Jerman mengulangi hal yang disebutkan empat tahun kemudian pada Qatar, pasca tersingkir di dalam putaran 16 besar Euro 2021 menyusul kekalahan dari finalis Inggris.

Manajer pada waktu itu Hansi Flick dipecat pada akhir 2023 setelahnya kalah 4-1 dari Negeri Matahari Terbit dalam Wolfsburg, ahli pertama yang digunakan dipecat di sejarah Jerman.

Penggantinya, Nagelsmann, hanya saja memenangi satu dari empat pertandingan pertamanya sebelum merombak skuad pada Maret.

Pembimbing berusia 36 tahun itu melakukan 11 perubahan, mencopot bintang-bintang mapan seperti Leon Goretzka, Serge Gnabry, Mats Hummels lalu Niklas Suele untuk digantikan atlet yang digunakan sedang di performa terbaiknya dari juara liga Bayer Leverkusen lalu kelompok kejutan Stuttgart.

Perubahan ini membuahkan hasil. Tim Nagelsmann yang energik dan juga haus akan kemenangan mengalahkan Prancis kemudian Belanda.

Di sisi lain, setelahnya mencapai semifinal pada 1972, sepak bola Hungaria merosot juga mereka gagal lolos ke Piala Eropa hingga tahun 2016, tetapi kali ini pasukan asuhan Rossi memiliki harapan besar untuk melampaui putaran penyisihan grup.

Baca Juga :  Alasan Marselino Ferdinan Tak Perkuat Timnas Indonesi U-20 di dalam Toulon Cup 2024

Kapten Leipzig Willi Orban dan juga kiper Peter Gulasci akan bersatu kembali sama-sama dengan mantan rekan satu timnya Dominik Szoboszlai, yang tersebut pindah ke Liverpool tahun lalu.

Penyerang Freiburg Roland Sallai melengkapi kelompok dengan pengalaman Bundesliga, yang mana kemungkinan besar penting ketika Hungaria bertemu tuan rumah di dalam Stuttgart, sebuah pertandingan ulang final Piala Bumi 1954 yang digunakan secara mengejutkan dimenangi oleh grup underdog Jerman Barat.

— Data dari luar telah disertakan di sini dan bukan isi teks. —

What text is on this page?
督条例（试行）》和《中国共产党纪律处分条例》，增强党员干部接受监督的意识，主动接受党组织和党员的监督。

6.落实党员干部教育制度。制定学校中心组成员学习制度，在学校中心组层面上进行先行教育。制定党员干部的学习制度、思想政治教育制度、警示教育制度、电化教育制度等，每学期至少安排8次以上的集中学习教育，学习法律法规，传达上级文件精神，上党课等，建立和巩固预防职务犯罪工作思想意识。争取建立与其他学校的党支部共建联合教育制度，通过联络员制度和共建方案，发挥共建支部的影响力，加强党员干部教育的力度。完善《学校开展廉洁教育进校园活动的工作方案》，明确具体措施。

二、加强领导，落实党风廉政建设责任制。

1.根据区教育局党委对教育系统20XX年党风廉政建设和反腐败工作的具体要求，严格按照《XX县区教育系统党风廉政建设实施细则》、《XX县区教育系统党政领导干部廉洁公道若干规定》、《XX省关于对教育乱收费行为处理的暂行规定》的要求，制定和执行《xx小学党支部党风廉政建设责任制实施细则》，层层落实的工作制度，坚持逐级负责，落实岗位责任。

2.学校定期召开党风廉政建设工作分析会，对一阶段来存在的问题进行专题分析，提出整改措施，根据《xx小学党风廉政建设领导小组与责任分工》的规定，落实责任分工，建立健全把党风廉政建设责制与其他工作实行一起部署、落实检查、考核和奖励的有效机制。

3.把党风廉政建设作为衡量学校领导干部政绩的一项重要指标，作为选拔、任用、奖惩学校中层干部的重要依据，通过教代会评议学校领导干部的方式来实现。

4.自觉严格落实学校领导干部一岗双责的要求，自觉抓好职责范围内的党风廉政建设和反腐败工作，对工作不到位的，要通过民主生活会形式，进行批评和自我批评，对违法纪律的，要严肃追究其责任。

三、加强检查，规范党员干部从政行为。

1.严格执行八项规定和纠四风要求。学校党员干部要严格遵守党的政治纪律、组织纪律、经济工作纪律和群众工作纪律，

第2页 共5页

Swiss dan juga "Tentara Tartan"
Negara tetangga Jerman, Swiss, menuju Piala Eropa 2024 sebagai pasukan tersukses di sejarah negaranya, kelanjutan dari pasukan yang dimaksud menjuarai Piala Bumi U17 pada 2009.

Swiss mencapai perempat final di dalam Piala Eropa terakhir, hasil terbaik mereka di perlombaan tersebut, lalu merupakan satu-satunya tim yang menyingkirkan Prancis sebelum final di dalam kejuaraan besar sejak 2014.

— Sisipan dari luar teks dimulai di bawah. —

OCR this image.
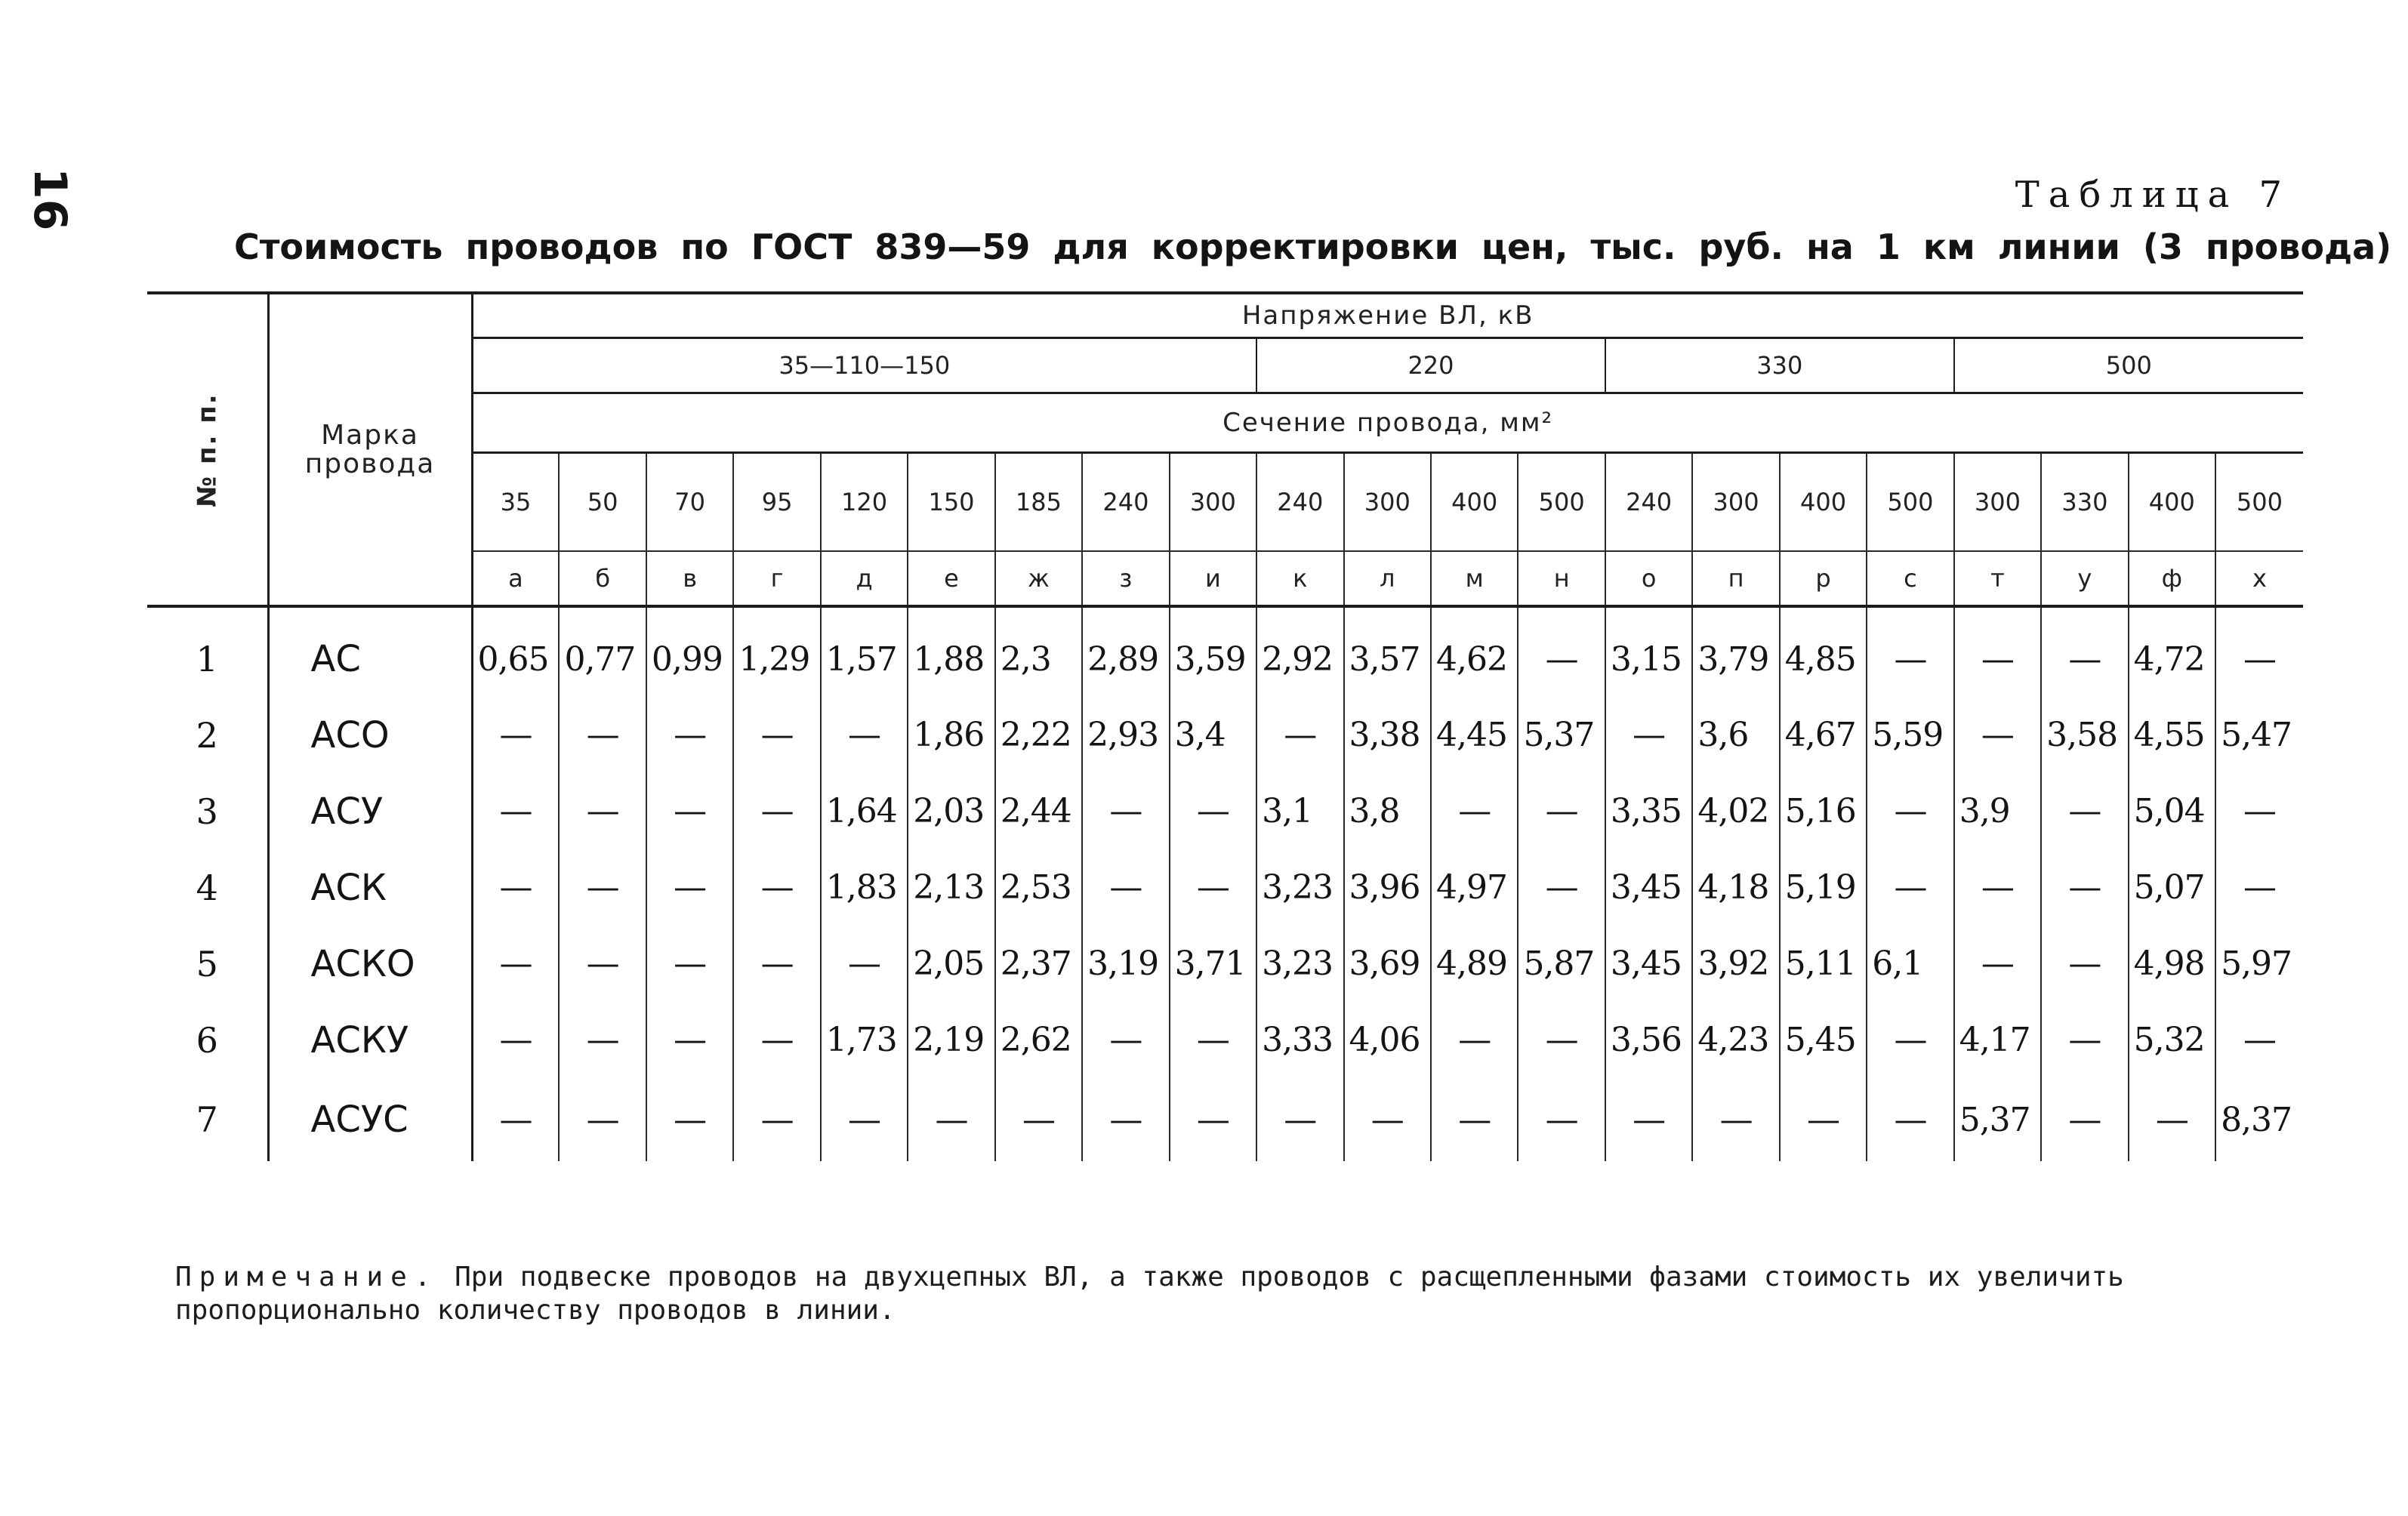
16	Таблица 7
Стоимость проводов по ГОСТ 839—59 для корректировки цен, тыс. руб. на 1 км линии (3 провода)
№ п. п.	Марка провода	Напряжение ВЛ, кВ																				
		35—110—150									220				330				500			
		Сечение провода, мм²																				
		35	50	70	95	120	150	185	240	300	240	300	400	500	240	300	400	500	300	330	400	500
		а	б	в	г	д	е	ж	з	и	к	л	м	н	о	п	р	с	т	у	ф	х
1	АС	0,65	0,77	0,99	1,29	1,57	1,88	2,3	2,89	3,59	2,92	3,57	4,62	—	3,15	3,79	4,85	—	—	—	4,72	—
2	АСО	—	—	—	—	—	1,86	2,22	2,93	3,4	—	3,38	4,45	5,37	—	3,6	4,67	5,59	—	3,58	4,55	5,47
3	АСУ	—	—	—	—	1,64	2,03	2,44	—	—	3,1	3,8	—	—	3,35	4,02	5,16	—	3,9	—	5,04	—
4	АСК	—	—	—	—	1,83	2,13	2,53	—	—	3,23	3,96	4,97	—	3,45	4,18	5,19	—	—	—	5,07	—
5	АСКО	—	—	—	—	—	2,05	2,37	3,19	3,71	3,23	3,69	4,89	5,87	3,45	3,92	5,11	6,1	—	—	4,98	5,97
6	АСКУ	—	—	—	—	1,73	2,19	2,62	—	—	3,33	4,06	—	—	3,56	4,23	5,45	—	4,17	—	5,32	—
7	АСУС	—	—	—	—	—	—	—	—	—	—	—	—	—	—	—	—	—	5,37	—	—	8,37
Примечание. При подвеске проводов на двухцепных ВЛ, а также проводов с расщепленными фазами стоимость их увеличить пропорционально количеству проводов в линии.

Pada musim pertamanya dalam Bayer Leverkusen, kapten Swiss Granit Xhaka adalah jantung lalu jiwa dari tim yang dimaksud memenangi peringkat ganda Kompetisi kemudian Piala Eropa, mencatatkan 51 pertandingan tak terkalahkan di perjalanan ke final Turnamen Eropa — satu-satunya kekalahan merekan musim ini.

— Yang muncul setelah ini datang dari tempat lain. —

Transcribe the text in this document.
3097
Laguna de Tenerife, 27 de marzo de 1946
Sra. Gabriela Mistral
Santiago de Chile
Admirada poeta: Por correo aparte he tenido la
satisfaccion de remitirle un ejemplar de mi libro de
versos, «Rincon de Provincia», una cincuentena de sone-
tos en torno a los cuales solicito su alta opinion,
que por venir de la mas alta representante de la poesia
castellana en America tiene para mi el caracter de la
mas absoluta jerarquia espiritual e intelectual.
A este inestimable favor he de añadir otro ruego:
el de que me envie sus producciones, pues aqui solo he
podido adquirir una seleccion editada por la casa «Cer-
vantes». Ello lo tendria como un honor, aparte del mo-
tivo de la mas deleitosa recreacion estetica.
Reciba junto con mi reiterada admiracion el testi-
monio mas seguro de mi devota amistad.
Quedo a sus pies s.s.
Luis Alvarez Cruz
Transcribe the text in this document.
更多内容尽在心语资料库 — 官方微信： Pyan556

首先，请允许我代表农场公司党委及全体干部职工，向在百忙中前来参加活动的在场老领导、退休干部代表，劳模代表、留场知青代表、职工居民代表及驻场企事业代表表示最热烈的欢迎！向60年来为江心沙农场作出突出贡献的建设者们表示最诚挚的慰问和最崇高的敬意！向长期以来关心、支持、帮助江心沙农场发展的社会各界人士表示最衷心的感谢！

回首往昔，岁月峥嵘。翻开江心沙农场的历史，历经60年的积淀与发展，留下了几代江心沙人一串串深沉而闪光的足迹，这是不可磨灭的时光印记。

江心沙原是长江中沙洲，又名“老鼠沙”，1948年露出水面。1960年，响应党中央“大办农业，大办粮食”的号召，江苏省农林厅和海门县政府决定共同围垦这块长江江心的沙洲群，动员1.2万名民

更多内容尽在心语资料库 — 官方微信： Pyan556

Baca Juga :  Kylian Mbappe resmi gabung Real Madrid dengan kontrak lima tahun

Kiper Yann Sommer menjalani musim yang tersebut hebat dengan juara Serie A Inter Milan, sementara penyerang Xherdan Shaqiri — yang tersebut bermain bersatu Chicago Fire di dalam MLS — kekal menjadi tumpuan kreativitas permainan Swiss.

Xhaka, Sommer juga Shaqiri semuanya berada di dalam usia 30 tahun, sementara pemain Manchester City Manuel Akanji berusia 28 tahun, yang mana berarti Swiss harus tampil maksimal dalam Piala Eropa 2024 sebelum generasi emas mereka itu kehilangan kejayaannya.

Skotlandia akan membuka kompetisi berhadapan dengan tuan rumah Jerman pada 14 Juni dan, meskipun kehilangan penyerang Lyndon Dykes, dia memiliki berbagai talenta Turnamen Premier, satu di antaranya kapten Andy Robertson, Scott McTominay lalu John McGinn.

Terlepas dari performa dia di lapangan, Skotlandia akan berubah menjadi salah satu pasukan dengan dukungan terbaik dari 24 kelompok di dalam Piala Eropa 2024.

Konsulat Inggris ke Munich memperkirakan hingga 200.000 pendukung Skotlandia akan melakukan perjalanan ke Jerman — tambahan dari 10.000 tiket secara resmi dialokasikan untuk "Tentara Tartan."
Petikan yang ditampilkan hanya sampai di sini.